Lo ha detto, senza tergiversare, il presidente di Unimpresa, Paolo Longobardi:

“Quando il governo guidato da Matteo Renzi si è insediato non abbiamo indugiato sia nel dare il nostro convinto sostegno sia nell’offrire la nostra collaborazione al fine di individuare le vere emergenze delle micro, piccole e medie imprese. Dopo diverse settimane, però, è evidente che, come già visto in passato, sta prevalendo la logica dell’effetto annuncio e si sta abusando delle chiacchiere sui social network. Noi chiediamo che si smetta di annunciare e commentare sul web perché il Paese non può più aspettare le misure per uscire dalla crisi”.

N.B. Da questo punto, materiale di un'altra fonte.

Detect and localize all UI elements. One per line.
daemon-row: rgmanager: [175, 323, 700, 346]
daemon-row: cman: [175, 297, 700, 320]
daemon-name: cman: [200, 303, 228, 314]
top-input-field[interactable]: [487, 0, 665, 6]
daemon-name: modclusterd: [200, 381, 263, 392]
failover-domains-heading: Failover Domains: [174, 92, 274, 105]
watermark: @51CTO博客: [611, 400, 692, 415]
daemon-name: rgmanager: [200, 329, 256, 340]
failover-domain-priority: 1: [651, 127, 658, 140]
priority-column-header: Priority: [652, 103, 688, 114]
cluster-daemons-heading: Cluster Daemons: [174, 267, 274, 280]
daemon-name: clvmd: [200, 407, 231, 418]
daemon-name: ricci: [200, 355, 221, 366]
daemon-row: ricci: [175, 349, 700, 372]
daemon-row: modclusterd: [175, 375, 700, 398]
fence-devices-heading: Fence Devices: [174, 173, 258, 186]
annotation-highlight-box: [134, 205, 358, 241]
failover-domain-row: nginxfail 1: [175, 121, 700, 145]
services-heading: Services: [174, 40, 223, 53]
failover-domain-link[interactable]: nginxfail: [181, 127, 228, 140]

E a nulla sono valse le rassicurazioni da Fazio, quando Renzi ha promesso “mercoledì taglio le tasse“. Secondo il presidente dell’associazione,
“Chi ha promesso con convinzione il taglio del cuneo fiscale ora non può mostrare incertezza. Il premier Renzi, nel suo discorso in Parlamento per ottenere la fiducia, disse che il suo esecutivo non avrebbe avuto alibi. Siamo d’accordo. Ora aspettiamo i fatti: la prima, indispensabile riduzione del peso delle tasse che grava sulle imprese”.